Apoyado en la tapia que protegía los mangos del viento, contemplaba con pereza sacerdotal sus huertos resbalando loma abajo. Una voz, empeñada en andar de puntillas por su mente, susurraba que aquellas tierras cavadas a golpe de fe y ausencia de deseo le dolían en alguna hectárea del pecho, pero inmediatamente, sin apenas transición, su vista resbalaba juguetona a las lechugas valerio, saltaba de las coles juliana a las berenjenas maría, se columpiaba en las hojas del peral sanjuanero, y sin darse cuenta sus pensamientos acababan sesteando rezos en las aguas del rio. La molesta voz que andaba de bailarina por su cabeza se evaporaba en aleteos de libélula; sentía una dicha plena y tranquila: era feliz durante un tiempo indefinido que podía abarcar desde un parpadeo hasta varios días.

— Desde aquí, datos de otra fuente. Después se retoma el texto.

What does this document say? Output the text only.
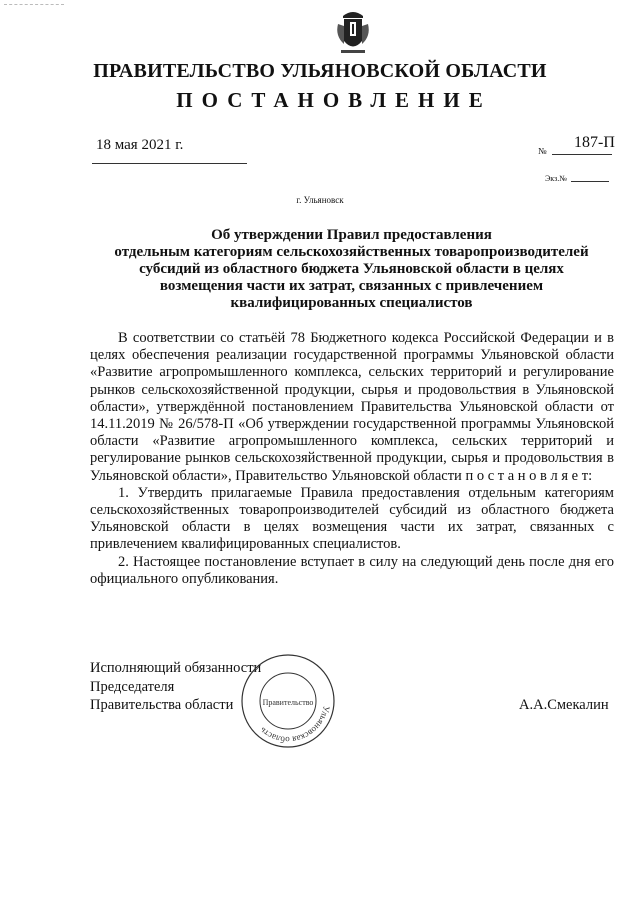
ПРАВИТЕЛЬСТВО УЛЬЯНОВСКОЙ ОБЛАСТИ
ПОСТАНОВЛЕНИЕ
18 мая 2021 г.	№ 187-П
Экз.№
г. Ульяновск
Об утверждении Правил предоставления
отдельным категориям сельскохозяйственных товаропроизводителей
субсидий из областного бюджета Ульяновской области в целях
возмещения части их затрат, связанных с привлечением
квалифицированных специалистов

В соответствии со статьёй 78 Бюджетного кодекса Российской Федерации и в целях обеспечения реализации государственной программы Ульяновской области «Развитие агропромышленного комплекса, сельских территорий и регулирование рынков сельскохозяйственной продукции, сырья и продовольствия в Ульяновской области», утверждённой постановлением Правительства Ульяновской области от 14.11.2019 № 26/578-П «Об утверждении государственной программы Ульяновской области «Развитие агропромышленного комплекса, сельских территорий и регулирование рынков сельскохозяйственной продукции, сырья и продовольствия в Ульяновской области», Правительство Ульяновской области п о с т а н о в л я е т:

1. Утвердить прилагаемые Правила предоставления отдельным категориям сельскохозяйственных товаропроизводителей субсидий из областного бюджета Ульяновской области в целях возмещения части их затрат, связанных с привлечением квалифицированных специалистов.

2. Настоящее постановление вступает в силу на следующий день после дня его официального опубликования.

Исполняющий обязанности
Председателя
Правительства области	Ульяновская область
Правительство	А.А.Смекалин
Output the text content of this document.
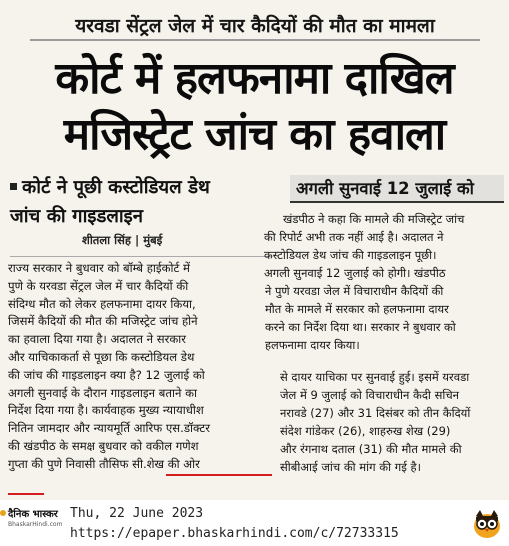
यरवडा सेंट्रल जेल में चार कैदियों की मौत का मामला
कोर्ट में हलफनामा दाखिल
मजिस्ट्रेट जांच का हवाला
कोर्ट ने पूछी कस्टोडियल डेथ
जांच की गाइडलाइन
शीतला सिंह | मुंबई
अगली सुनवाई 12 जुलाई को
खंडपीठ ने कहा कि मामले की मजिस्ट्रेट जांच
की रिपोर्ट अभी तक नहीं आई है। अदालत ने
कस्टोडियल डेथ जांच की गाइडलाइन पूछी।
अगली सुनवाई 12 जुलाई को होगी। खंडपीठ
ने पुणे यरवडा जेल में विचाराधीन कैदियों की
मौत के मामले में सरकार को हलफनामा दायर
करने का निर्देश दिया था। सरकार ने बुधवार को
हलफनामा दायर किया।
राज्य सरकार ने बुधवार को बॉम्बे हाईकोर्ट में
पुणे के यरवडा सेंट्रल जेल में चार कैदियों की
संदिग्ध मौत को लेकर हलफनामा दायर किया,
जिसमें कैदियों की मौत की मजिस्ट्रेट जांच होने
का हवाला दिया गया है। अदालत ने सरकार
और याचिकाकर्ता से पूछा कि कस्टोडियल डेथ
की जांच की गाइडलाइन क्या है? 12 जुलाई को
अगली सुनवाई के दौरान गाइडलाइन बताने का
निर्देश दिया गया है। कार्यवाहक मुख्य न्यायाधीश
नितिन जामदार और न्यायमूर्ति आरिफ एस.डॉक्टर
की खंडपीठ के समक्ष बुधवार को वकील गणेश
गुप्ता की पुणे निवासी तौसिफ सी.शेख की ओर
से दायर याचिका पर सुनवाई हुई। इसमें यरवडा
जेल में 9 जुलाई को विचाराधीन कैदी सचिन
नरावडे (27) और 31 दिसंबर को तीन कैदियों
संदेश गांडेकर (26), शाहरुख शेख (29)
और रंगनाथ दताल (31) की मौत मामले की
सीबीआई जांच की मांग की गई है।
दैनिक भास्कर
BhaskarHindi.com
Thu, 22 June 2023
https://epaper.bhaskarhindi.com/c/72733315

Cuando se agotó haciendo de comercial para vender pesticidas a campesinos ignorantes, decidió sembrar lo que había aprendido cómo ingeniero agrónomo en una tierra fértil en vegetales y olvidos desubicada al oeste del otoño.
La escasa familia que le quedaba, un puñado de extraños conocidos, le desearon suerte y dijeron adiós con la secreta esperanza de no volver a inquietarse con su presencia. Amigos nunca tuvo, y para la maratón del matrimonio jamás fue capaz de inscribirse a tiempo, así que se ahorró la tragicomedia social del estasloconotevayasquédate.
Bendecido por los dioses en su cometido, dejó de subir al ring a zurrarse con el mundo para dedicarse al evangelio de los frutales y las verduras.
Un portazo ventoso desde la casa lo sacó de sus ensoñaciones y recordó que aún tenía el huerto de judías por terminar. Bajó tranquilo por la vereda de ordenados sembrados; escudriñando en la tierra posibles faltas de oraciones pluviales, examinando que las verduras no apuntarán visos de plagas pecaminosas, o los frutales pudieran estar demasiado adoctrinados de poda. Al llegar a la entrada de la casa, de un manotazo, apartó de la mente la inspección de su reino vegetal para mirar el cadáver de la mujer sobre la mesa.
Cargó el cuerpo de menta helada en la carretilla, enfilo la vereda hasta el primer bancal de tierra recién arada, y allí se puso a cavar. Cuando el hoyo estuvo listo, antes de volcarla, le susurró con ternura de escarcha:
—Carmen, no te enfades tonta, nadie abonará las judías cómo tú. Por supuesto, las bautizaré con tu nombre.